When I decided to move to UC Davis, I was also seizing the opportunity to dramatically expand my training efforts. At Davis, it was made clear to me that I could substitute skills training -- in whatever guise I chose -- for my for-credit teaching; in consequence, I'd asked for money for a training coordinator in my startup offer, to give me space to organize workshops while figuring out an organizational & recharge model.
I started at UCD in January 2015, and moved in June, and I hired a training coordinator, Jessica Mizzi (@jessicamizzi), in August. So far she and/or I have run about 15 events in 2015. These events have mostly been 1- or 2-day workshops, on top of the two-week summer workshop that we did at MSU; I've done about half the teaching, with volunteers and others doing the rest. I also taught my first Data Carpentry workshop at Caltech in November.
The events have been a bit of a mixed bag for me. While the content has been well received (people seem happy on assessments, and most of the workshops are oversubscribed), one- and two-day workshops take up a lot of time (not to mention the two week workshop :). While the time to do this is more or less OK from my point of view, it turns out that during the term grad students, postdocs, staff, and faculty have a tough time taking even a full day off of their regular job. We also didn't really account for the exhaustion factor - teaching for two days in a row pretty much takes me out of commission for another day. Finally, because we were new on campus, we didn't get much of a chance to plan ahead - finding rooms was sometimes a scramble. Our main priority was just figuring out what might work as a general strategy.
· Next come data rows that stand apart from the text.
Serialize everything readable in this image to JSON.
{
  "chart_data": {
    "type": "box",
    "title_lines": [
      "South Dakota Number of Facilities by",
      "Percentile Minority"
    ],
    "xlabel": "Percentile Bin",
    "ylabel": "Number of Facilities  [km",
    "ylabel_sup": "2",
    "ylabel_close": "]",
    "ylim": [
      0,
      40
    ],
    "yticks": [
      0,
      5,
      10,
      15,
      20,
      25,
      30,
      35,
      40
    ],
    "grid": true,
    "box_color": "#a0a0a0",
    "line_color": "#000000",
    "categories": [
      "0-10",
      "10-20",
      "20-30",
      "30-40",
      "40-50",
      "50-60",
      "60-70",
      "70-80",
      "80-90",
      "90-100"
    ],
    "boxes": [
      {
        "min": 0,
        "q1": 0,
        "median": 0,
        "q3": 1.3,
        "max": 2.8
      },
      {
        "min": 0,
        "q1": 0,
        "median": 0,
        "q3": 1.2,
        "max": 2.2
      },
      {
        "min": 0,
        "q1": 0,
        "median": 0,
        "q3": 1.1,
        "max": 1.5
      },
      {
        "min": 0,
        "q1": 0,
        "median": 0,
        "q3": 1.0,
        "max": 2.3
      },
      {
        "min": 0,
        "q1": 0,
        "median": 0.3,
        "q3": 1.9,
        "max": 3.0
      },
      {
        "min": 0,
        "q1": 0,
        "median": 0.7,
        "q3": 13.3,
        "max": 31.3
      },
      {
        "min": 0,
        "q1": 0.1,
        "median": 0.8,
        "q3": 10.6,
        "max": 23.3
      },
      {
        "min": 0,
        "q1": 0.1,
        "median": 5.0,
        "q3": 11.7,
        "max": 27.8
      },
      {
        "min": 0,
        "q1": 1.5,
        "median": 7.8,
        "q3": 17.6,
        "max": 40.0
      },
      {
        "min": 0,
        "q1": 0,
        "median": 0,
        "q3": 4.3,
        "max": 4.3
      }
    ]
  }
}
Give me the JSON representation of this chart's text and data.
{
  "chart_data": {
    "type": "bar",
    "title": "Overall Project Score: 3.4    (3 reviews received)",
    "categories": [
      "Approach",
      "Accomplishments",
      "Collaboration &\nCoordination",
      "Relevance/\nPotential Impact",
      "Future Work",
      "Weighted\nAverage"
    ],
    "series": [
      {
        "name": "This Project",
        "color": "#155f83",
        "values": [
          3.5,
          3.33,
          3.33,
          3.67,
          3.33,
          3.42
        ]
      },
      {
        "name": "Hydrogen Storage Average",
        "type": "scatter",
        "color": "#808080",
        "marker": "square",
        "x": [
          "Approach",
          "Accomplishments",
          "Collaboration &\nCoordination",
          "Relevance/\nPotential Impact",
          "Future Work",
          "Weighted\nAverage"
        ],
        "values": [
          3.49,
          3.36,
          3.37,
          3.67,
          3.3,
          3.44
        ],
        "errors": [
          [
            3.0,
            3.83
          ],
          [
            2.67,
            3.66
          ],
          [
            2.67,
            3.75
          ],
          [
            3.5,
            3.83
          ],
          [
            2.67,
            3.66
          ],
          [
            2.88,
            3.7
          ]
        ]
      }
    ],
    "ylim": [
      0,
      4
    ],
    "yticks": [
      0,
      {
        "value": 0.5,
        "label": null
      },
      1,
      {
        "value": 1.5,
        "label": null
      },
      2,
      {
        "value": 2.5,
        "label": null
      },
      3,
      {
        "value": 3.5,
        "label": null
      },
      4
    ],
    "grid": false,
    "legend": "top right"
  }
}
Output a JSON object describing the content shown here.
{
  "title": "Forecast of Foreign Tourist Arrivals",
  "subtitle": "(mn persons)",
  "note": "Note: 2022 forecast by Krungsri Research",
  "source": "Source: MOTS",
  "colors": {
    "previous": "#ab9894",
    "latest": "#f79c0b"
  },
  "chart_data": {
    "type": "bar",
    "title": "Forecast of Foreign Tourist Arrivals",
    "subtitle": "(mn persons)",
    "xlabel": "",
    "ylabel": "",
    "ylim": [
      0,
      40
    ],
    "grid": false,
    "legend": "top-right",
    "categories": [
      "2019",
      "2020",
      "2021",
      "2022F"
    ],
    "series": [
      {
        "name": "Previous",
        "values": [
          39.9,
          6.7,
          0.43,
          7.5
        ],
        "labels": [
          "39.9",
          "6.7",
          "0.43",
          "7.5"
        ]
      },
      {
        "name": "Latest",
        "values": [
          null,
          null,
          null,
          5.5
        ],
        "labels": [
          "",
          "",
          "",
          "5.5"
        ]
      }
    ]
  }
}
So the whole thing was pretty helter-skelter and not that well thought out, and some things didn't work.
But! We've adjusted and are going to try new things for Q1 and Q2, 2016!
First: we really liked the three half-day workshops that we piloted in December, and we're going to run 27 of them from January to June. Roughly half will be "local-only" workshops like the Shell workshop, and the other half will be "local+remote" workshops, like Emily Dolson's d3.js introduction. All of the workshops will run from 9:15am-12:15pm Pacific time. We think this will be a much more workable time frame and length for many people; our Python and Shell half-day workshops were heavily oversubscribed. Unlike most *Carpentry workshops, we aren't flying in instructors, so we aren't constrained by travel cost per workshop in the same way, either.
You can see the list of upcoming workshops here - it being the holidays, we haven't done too much yet, but we have made github issues for the upcoming remote ones so you can subscribe to those.
Second: in an attempt to build out the local community for data intensive biology and computational research "done right", we will be running "Data Therapy" sessions at the UC Davis Data Science Initiative, every Wed from 3-5pm, starting on Jan 13 (and going through the end of June). Exactly how these will work is still a bit up for grabs, but we would like them to be "co-working" hours at which we provide coffee or tea along with friendly expertise. We're hoping to avoid "help desk" problems by inviting only those who have taken one of our workshops, and we'll see how that goes. I'm thinking about starting with little 15-minute research vignettes on things like Amazon Web Services, Docker, ImpactStory, etc. etc., and then seeing where that goes.
And, apart from that, I'm publicly promising to limit my training events so that I can get on with my research :). Well, in addition to the week-long Intermediate workshop in February, that two-day Docker workshop at Berkeley in January, a week of Data Carpentry in March, and a lesson development workshop in June. But other than that I will stand firm. Probably.